Marburg in Tanzania

Warning - Level 3, Avoid Nonessential Travel
Alert - Level 2, Practice Enhanced Precautions
Watch - Level 1, Practice Usual Precautions

Key points

  • On March 21, 2023, Tanzania declared an outbreak of Marburg virus disease. Confirmed cases have been reported in the Kagera Region.
  • Local health authorities are working to identify cases and conduct case investigations, strengthen surveillance, identify sources of transmission, and educate communities about the risks and dangers of Marburg.
  • If you travel to Tanzania, you should:
    • Avoid contact with sick people who have symptoms such as fever, muscle pain, and rash.
    • Avoid contact with blood and other body fluids.
    • Avoid contact with dead bodies or items that have been in contact with dead bodies, participating in funeral or burial rituals, or attending a funeral or burial.
    • Avoid visiting healthcare facilities in the outbreak area for nonurgent medical care or for nonmedical reasons.
    • Avoid visiting traditional healers.
    • Avoid contact with fruit bats and the caves and mines where they live.
    • Avoid nonhuman primates (e.g., chimpanzees, gorillas).
  • Watch your health for symptoms of Marburg while in the outbreak area and for 21 days after leaving the outbreak area.

Traveler Information

Clinician Information

Map showing Marburg outbreak area in Tanzania (Kagera)
Map: Areas of Tanzania with outbreak of Marburg (see larger map)
What is Marburg?

Marburg virus disease is a rare and deadly disease that has, at times, caused outbreaks in several African countries.
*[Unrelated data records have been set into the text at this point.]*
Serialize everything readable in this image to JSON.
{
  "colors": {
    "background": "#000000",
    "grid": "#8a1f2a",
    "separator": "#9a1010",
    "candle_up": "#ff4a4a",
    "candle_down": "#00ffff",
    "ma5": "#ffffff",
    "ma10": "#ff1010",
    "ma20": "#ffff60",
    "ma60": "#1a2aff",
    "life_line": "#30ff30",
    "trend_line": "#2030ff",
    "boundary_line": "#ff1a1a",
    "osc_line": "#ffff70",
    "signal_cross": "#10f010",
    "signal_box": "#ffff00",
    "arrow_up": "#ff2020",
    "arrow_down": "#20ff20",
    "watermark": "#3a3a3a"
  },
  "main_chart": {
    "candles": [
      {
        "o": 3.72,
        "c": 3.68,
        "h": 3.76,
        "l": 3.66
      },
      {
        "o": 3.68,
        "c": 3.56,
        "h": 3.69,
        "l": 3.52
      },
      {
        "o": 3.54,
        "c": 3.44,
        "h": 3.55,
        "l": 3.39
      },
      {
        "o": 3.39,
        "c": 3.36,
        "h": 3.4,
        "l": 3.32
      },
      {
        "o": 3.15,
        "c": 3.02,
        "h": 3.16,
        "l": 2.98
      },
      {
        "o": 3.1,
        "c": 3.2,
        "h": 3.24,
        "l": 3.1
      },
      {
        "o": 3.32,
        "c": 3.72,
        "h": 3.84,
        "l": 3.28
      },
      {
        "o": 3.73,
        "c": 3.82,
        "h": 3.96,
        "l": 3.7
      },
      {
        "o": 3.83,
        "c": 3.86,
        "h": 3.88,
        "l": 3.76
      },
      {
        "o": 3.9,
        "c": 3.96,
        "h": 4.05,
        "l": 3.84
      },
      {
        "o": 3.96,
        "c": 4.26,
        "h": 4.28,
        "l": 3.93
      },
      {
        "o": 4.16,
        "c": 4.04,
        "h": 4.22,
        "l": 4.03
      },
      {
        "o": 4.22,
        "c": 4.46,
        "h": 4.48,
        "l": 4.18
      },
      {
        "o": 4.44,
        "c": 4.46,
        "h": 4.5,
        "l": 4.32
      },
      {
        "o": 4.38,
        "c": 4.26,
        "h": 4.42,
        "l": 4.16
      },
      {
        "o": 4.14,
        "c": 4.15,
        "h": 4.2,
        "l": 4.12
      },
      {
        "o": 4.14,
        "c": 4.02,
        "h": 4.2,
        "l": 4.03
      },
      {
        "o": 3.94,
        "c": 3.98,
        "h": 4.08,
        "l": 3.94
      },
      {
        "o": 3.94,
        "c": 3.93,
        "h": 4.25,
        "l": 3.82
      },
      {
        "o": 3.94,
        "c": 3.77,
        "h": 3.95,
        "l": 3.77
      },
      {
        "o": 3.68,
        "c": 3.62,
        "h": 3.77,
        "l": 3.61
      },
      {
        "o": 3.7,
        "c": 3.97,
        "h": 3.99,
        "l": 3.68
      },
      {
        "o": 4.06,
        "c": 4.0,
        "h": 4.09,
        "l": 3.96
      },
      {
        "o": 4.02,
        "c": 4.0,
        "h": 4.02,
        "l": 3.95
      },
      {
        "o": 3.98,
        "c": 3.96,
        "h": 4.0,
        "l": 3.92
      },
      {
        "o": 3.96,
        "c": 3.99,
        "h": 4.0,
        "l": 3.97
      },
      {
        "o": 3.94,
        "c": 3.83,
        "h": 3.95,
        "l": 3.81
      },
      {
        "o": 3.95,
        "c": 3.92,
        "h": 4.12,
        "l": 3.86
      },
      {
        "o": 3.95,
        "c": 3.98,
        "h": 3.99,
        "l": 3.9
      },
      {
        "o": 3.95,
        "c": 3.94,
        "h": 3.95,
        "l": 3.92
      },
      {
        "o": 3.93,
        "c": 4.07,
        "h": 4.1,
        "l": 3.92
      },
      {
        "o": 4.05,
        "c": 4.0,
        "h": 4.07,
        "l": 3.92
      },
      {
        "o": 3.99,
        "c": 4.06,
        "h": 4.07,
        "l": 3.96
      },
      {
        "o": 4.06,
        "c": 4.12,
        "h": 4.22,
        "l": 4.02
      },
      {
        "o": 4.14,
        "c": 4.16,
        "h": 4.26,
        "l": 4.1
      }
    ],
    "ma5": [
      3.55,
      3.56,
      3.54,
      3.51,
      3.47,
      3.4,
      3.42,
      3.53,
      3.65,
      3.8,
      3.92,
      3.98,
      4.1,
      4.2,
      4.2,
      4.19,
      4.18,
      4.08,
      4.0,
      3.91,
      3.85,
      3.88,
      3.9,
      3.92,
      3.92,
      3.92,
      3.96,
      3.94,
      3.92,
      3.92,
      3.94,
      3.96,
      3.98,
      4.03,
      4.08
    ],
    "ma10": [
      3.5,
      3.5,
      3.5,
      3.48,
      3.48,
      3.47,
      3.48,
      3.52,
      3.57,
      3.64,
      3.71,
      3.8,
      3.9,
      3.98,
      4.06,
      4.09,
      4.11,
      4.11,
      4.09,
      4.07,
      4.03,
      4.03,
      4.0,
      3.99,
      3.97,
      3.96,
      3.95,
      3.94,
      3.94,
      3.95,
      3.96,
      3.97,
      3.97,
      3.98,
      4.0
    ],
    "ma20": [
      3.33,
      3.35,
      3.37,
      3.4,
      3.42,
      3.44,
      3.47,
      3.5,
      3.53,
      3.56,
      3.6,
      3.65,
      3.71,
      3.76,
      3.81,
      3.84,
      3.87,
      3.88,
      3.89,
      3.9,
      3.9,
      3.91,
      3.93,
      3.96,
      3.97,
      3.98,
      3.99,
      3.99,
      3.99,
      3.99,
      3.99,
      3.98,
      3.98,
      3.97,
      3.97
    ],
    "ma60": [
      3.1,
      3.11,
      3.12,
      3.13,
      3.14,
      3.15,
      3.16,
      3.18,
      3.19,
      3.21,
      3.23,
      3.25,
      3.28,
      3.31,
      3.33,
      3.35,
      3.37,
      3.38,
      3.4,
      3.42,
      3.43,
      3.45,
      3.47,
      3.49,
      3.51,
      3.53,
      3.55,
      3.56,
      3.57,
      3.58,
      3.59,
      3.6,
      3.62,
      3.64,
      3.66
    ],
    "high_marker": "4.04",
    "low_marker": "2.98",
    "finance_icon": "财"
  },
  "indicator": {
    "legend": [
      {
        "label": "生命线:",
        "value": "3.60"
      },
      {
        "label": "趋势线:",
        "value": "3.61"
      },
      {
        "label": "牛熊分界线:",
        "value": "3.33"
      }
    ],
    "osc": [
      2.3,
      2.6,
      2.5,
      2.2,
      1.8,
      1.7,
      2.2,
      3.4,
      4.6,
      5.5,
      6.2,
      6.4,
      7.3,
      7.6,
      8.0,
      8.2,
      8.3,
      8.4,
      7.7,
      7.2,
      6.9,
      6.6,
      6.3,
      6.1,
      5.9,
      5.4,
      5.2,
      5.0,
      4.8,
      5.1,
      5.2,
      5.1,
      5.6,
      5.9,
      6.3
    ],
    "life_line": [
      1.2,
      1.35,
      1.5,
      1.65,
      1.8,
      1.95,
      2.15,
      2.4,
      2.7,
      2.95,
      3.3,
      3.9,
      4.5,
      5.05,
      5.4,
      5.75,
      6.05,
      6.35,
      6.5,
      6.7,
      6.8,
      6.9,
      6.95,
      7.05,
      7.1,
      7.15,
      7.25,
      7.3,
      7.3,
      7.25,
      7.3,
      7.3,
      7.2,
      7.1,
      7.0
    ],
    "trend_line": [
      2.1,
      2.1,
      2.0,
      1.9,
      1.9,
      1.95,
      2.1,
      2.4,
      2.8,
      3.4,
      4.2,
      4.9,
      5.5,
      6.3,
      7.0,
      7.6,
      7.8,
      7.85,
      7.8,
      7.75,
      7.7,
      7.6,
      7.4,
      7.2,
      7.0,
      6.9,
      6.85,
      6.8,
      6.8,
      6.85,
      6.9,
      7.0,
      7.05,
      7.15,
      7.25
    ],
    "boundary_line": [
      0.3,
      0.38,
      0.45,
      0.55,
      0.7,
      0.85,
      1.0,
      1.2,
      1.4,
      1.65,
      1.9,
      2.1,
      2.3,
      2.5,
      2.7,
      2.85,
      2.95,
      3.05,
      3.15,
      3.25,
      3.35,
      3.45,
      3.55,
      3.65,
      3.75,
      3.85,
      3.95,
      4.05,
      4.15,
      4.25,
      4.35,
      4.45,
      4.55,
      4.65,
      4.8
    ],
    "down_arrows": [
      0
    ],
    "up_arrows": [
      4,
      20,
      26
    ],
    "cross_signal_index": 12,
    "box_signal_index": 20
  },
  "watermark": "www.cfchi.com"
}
It is spread by contact with blood or body fluids of a person infected with or who has died from Marburg. It is also spread by contact with contaminated objects (such as clothing, bedding, needles, and medical equipment) or by contact with animals, such as bats and nonhuman primates, who are infected with Marburg virus.

Marburg is a viral hemorrhagic fever. Symptoms include fever, chills, headache, muscle pain, rash, sore throat, diarrhea, vomiting, stomach pain, chest pain, and unexplained bleeding or bruising. Infection with Marburg virus is often fatal. There are no approved vaccines or treatments for Marburg.